C’est par définition compliqué à mesurer. Certainement plusieurs milliers. Pour avoir une idée, on avance généralement le chiffre de 40 % pour évaluer la proportion des revenus de l’Horeca qui sont du noir.
Les flexi-jobs sont accessibles à des personnes ayant un contrat d’un minimum de 4/5e temps ailleurs. Cela concerne-t-il vraiment beaucoup de monde ?

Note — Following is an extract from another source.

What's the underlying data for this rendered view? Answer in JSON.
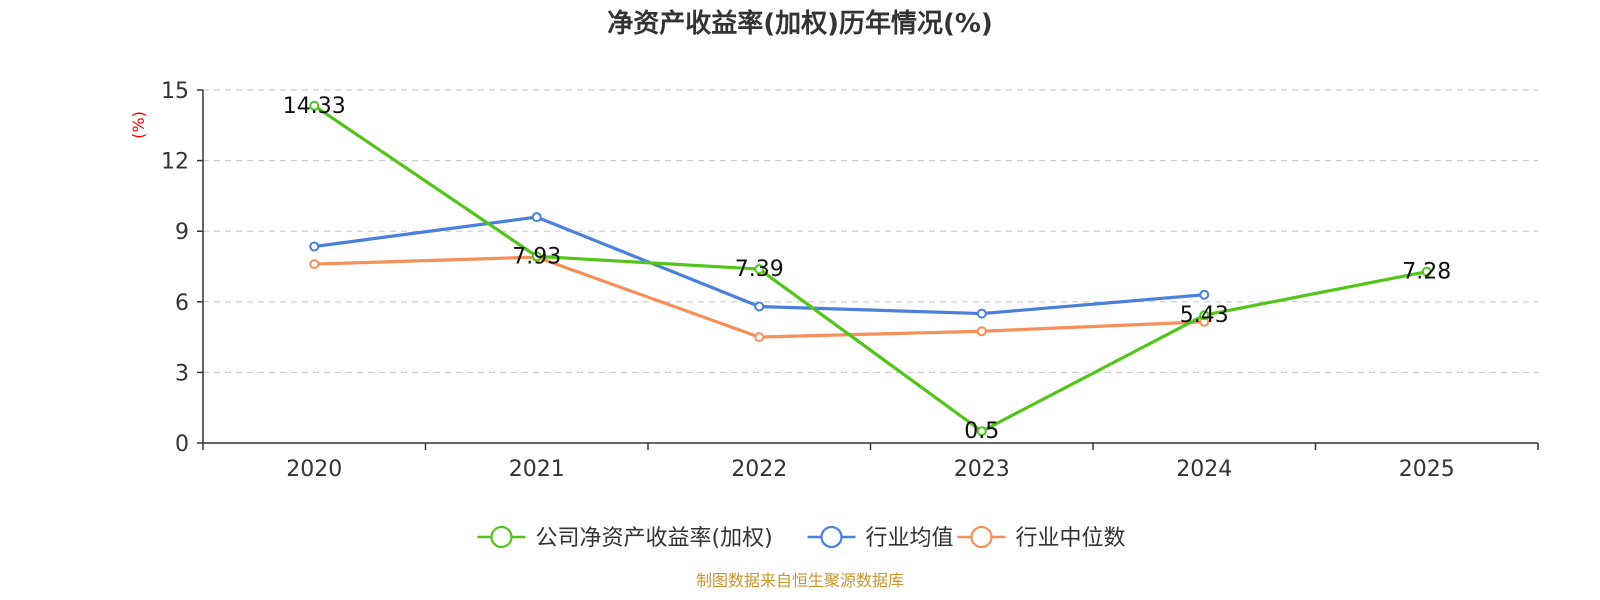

Mais oui, c’est courant dans l’Horeca. Il y a beaucoup de gens employés dans ce secteur qui ont un temps partiel de salarié. Imaginez-vous un instant que vous soyez traiteur. Demain, vous devez engager. Vous avez, d’un côté, un système sans aucune obligation et, de l’autre, un système de travailleurs fixes, avec un tas de règles à suivre : qu’allez-vous choisir ? En plus, les flexi-jobs vous coûtent moins cher et tout est convenu entre travailleur et employeur, individuellement, même pas nécessairement par écrit… C’est la raison pour laquelle je vous dis que nous sommes inquiets pour les emplois durables.
Les flexi-jobs pourraient-ils remplacer ces emplois fixes ?

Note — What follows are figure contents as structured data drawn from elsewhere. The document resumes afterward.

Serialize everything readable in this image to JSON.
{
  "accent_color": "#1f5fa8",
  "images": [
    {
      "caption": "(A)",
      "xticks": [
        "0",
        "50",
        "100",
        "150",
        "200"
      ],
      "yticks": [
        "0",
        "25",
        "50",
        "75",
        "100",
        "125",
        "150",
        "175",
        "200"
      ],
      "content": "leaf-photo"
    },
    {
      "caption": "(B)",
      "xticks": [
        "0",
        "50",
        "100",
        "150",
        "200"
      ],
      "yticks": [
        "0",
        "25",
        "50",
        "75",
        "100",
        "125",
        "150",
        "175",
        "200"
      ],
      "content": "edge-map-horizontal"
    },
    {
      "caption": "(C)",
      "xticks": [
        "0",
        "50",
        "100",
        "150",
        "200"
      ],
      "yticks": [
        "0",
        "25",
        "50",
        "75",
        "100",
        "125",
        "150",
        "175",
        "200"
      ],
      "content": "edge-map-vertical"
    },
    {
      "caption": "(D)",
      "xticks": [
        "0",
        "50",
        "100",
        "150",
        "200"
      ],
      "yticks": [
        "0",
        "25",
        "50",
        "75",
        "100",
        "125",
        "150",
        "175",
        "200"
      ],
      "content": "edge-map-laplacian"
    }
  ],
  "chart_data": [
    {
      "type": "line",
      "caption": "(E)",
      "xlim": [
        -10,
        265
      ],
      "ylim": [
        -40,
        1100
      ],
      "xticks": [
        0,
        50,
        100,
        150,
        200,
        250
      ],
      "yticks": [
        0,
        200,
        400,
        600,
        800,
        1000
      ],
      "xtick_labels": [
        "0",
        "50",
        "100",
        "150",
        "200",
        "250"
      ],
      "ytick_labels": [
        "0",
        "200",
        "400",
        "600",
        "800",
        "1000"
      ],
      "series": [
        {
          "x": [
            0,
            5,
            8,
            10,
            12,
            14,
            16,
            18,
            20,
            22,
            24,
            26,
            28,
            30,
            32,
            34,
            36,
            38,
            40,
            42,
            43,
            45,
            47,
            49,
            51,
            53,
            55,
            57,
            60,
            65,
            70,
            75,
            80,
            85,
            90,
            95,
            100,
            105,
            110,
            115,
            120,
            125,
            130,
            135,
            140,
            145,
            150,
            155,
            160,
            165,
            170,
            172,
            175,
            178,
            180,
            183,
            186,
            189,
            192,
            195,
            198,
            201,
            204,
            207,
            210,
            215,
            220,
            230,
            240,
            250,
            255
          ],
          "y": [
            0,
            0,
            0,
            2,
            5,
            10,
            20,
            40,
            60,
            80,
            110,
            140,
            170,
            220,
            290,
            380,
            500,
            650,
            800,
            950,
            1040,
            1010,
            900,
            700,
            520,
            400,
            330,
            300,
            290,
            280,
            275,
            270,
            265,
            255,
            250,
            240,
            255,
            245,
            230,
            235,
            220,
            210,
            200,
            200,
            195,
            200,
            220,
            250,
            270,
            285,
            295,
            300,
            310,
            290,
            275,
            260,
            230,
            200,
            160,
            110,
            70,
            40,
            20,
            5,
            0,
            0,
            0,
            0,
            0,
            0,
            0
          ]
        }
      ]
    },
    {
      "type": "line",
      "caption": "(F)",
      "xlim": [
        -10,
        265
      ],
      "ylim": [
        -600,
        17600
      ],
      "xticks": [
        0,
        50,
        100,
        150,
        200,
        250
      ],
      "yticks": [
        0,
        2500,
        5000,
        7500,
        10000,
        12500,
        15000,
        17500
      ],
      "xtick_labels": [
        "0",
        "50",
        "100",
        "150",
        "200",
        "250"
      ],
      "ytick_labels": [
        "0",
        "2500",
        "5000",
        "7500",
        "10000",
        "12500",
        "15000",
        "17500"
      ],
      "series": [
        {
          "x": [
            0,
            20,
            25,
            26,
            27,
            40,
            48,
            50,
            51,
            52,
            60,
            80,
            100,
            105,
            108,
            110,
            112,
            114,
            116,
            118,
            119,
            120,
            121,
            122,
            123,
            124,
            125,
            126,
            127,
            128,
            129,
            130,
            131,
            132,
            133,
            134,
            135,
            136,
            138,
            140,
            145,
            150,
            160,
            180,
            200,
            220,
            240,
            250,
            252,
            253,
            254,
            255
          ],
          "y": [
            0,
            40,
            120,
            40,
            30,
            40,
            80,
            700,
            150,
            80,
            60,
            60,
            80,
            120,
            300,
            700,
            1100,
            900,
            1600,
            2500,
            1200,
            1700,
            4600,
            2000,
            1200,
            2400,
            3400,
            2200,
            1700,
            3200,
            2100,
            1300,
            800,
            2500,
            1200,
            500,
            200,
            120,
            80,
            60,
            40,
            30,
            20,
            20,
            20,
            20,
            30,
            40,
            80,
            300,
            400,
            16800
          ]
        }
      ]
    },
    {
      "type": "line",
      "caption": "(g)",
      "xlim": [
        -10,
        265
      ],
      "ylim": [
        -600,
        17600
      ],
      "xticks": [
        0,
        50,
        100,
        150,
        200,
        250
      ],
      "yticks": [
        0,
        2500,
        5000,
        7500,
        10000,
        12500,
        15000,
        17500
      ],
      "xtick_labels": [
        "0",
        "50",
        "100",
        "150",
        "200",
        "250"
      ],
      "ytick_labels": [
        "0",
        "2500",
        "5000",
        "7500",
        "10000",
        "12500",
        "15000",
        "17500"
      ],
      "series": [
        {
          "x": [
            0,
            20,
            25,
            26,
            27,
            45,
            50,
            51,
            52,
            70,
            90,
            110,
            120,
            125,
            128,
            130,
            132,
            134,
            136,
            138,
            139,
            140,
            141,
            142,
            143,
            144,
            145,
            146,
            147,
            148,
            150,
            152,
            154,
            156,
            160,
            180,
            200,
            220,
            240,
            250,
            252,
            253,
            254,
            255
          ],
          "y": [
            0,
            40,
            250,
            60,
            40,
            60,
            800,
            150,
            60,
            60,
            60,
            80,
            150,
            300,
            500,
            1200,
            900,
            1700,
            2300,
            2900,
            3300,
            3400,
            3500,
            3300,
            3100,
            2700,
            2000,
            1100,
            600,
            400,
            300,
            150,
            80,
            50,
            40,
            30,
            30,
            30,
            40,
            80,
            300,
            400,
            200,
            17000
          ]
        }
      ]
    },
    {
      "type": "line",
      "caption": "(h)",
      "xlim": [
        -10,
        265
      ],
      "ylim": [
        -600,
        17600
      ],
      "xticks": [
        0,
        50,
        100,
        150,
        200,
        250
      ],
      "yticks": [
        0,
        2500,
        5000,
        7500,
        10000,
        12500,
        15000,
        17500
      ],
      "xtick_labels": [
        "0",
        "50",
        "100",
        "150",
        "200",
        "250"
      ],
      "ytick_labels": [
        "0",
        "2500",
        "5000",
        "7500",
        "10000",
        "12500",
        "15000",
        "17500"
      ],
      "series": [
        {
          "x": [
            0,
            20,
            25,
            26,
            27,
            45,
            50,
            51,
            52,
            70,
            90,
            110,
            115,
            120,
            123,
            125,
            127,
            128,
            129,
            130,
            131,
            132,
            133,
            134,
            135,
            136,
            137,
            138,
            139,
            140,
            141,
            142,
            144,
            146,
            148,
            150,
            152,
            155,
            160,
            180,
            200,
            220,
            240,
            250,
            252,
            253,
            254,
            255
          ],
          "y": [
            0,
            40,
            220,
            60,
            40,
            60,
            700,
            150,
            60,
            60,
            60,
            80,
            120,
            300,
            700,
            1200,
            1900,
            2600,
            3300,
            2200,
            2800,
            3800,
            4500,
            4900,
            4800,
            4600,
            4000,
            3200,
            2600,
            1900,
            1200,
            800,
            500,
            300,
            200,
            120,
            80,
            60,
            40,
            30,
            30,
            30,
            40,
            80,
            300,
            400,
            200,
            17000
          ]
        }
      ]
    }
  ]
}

Non, il y aura toujours des emplois fixes évidemment. Mais je suis certain que la proportion va diminuer avec ce système qui va encourager la concurrence déloyale.
De quelle façon ?
Reprenons le même exemple du traiteur qui engage. Deux travailleurs fixes travaillent pour lui, ainsi que dix "flexi-jobs". Son concurrent d’en face n’emploie que des travailleurs fixes. Les marges de prix ne sont pas d’une grandeur telle que cette concurrence puisse être facilement supportée. Et puis il ne faut pas oublier de se poser la question de qui va payer la facture. Puisque le travailleur ne paie ni taxes ni ONSS, qui paiera la note de la sécurité sociale ?
Seul l’Horeca est-il concerné ?
Interrogé à la VRT, Bart Tommelein a clairement répété ce que Gwendoline Rutten du VLD avait déjà dit, à savoir qu’il s’agit d’une expérience dans l’Horeca et que, si celle-ci s’avère positive, on pourrait l’élargir à d’autres secteurs.